VCSD objects to Baron’s request for documents related to investigation of player bullying
NEW SCOTLAND — It will be two years in November since Robert Baron resigned as head coach of the Voorheesville girls’ varsity basketball coach; November will also mark 20 months since Baron filed his lawsuit against the Voorheesville Central School District for what he says was a fraudulent inducement of his resignation.
And now, Baron’s lawyers are hoping to receive this month an explanation for why they can’t see documents they asked for in February — and in June, July, and September.
The district has objected to his lawyers’ request for “all documents, communications, records, reports, memoranda, meeting notes, meeting minutes, meeting agendas, and other writings pertaining to the investigation into complaints of bullying of certain players on the Team during the 2017-2018 season and school year.”
The fall 2018 investigation by the district concluded that no bullying had taken place. Baron had resigned from his position the year before, in November 2017.
In a June 2018 affidavit, Baron stated that it had been reported to him that two players had been bullying other players on the girls’ varsity basketball team, which by that time was being coached by Andrew Karins.
An unredacted version of Baron’s personnel file revealed for the first time that the two players accused of bullying their teammates were also the same players who had been the “primary complainants against him” in November 2017, according to Baron’s latest court filing.
The two players graduated from Voorheesville in June 2018.
The district has called the demand to produce any such records “vague, ambiguous, overbroad, and … not reasonably calculated to lead to the discovery of admissible evidence.”
Further, the district objects to the demand because, it says, Baron’s lawyers are seeking information that postdates Baron’s resignation. Baron’s lawyer, Harold Gordon, in court documents, argues this is “specious reasoning.”
“The information sought relates to Baron’s separation from employment, and such information is solely within the possession of the District, which should not be able to use such information as a shield and a sword,” Gordon writes.
The court papers state that, in addition to several of the bullying allegations relating to or referencing Baron directly, some of the alleged bullying took place during Baron’s tenure as varsity girls’ basketball coach.
Bullying examples cited in the court documents include the placement of a sign on the lawn at the home of a player and parents supportive of Baron which said, “F*** Baron.”

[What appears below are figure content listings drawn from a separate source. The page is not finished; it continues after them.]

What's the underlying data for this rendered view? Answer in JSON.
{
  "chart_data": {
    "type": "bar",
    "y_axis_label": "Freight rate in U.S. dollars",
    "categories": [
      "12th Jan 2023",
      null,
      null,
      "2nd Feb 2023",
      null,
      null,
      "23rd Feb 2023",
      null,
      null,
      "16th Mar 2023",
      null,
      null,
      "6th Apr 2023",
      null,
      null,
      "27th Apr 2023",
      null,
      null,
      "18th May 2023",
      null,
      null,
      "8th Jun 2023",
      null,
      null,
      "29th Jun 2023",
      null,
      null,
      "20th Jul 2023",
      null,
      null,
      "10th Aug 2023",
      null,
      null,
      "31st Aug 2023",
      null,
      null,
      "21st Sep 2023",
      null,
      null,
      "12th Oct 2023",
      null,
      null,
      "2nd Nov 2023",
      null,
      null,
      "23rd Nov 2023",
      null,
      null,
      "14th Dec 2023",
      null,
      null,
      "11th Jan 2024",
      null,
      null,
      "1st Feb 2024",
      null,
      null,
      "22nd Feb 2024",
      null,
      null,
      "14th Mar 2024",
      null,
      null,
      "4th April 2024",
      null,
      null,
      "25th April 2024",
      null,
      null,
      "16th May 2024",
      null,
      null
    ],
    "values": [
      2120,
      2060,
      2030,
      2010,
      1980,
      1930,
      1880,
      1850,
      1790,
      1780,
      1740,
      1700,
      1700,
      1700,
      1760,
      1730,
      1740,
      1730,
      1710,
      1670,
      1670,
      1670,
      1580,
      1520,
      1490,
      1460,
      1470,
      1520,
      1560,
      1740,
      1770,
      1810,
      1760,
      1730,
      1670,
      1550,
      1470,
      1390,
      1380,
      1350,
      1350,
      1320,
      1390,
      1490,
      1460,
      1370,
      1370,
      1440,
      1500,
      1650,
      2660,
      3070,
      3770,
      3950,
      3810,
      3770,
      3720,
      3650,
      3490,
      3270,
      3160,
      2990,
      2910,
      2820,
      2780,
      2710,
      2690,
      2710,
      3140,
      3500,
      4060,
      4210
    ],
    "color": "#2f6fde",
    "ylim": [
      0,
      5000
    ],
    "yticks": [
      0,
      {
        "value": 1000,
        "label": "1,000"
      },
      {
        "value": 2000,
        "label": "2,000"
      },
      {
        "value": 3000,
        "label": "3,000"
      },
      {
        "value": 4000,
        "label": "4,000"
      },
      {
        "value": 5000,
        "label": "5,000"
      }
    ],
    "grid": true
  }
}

“Further, during their respective depositions,” the court papers say, the two players accused of bullying — who were also the primary complainants against Baron — “admitted to the existence of a doll which upon information and belief had been characterized as a ‘voodoo’ doll of Baron by several Team players.
“Upon information and belief, the doll was used as an effigy of Baron to mock him in front of other Team players throughout the season.”
The court papers also say that one or both of the players accused of bullying on “repeated occasions” while in the presence of other players said to Karins, “in actual words or substance”: “Be careful, or we’ll get you fired too.”
Karins stepped down as the head coach of the girls’ varsity basketball team in September 2018 after he had led the team to the Section II, Class B championship earlier that year. Karins was appointed head coach of modified girls’ volleyball during the same school-board meeting in which his resignation as the girls’ basketball coach was accepted.
“The player bullying complaint and investigation was directly related to, involved and concerned the ouster of Baron,” court papers say.
The district is expected to respond to the most recent request for documents related to its investigation of players’ complaints of bullying by mid-October, according to court papers.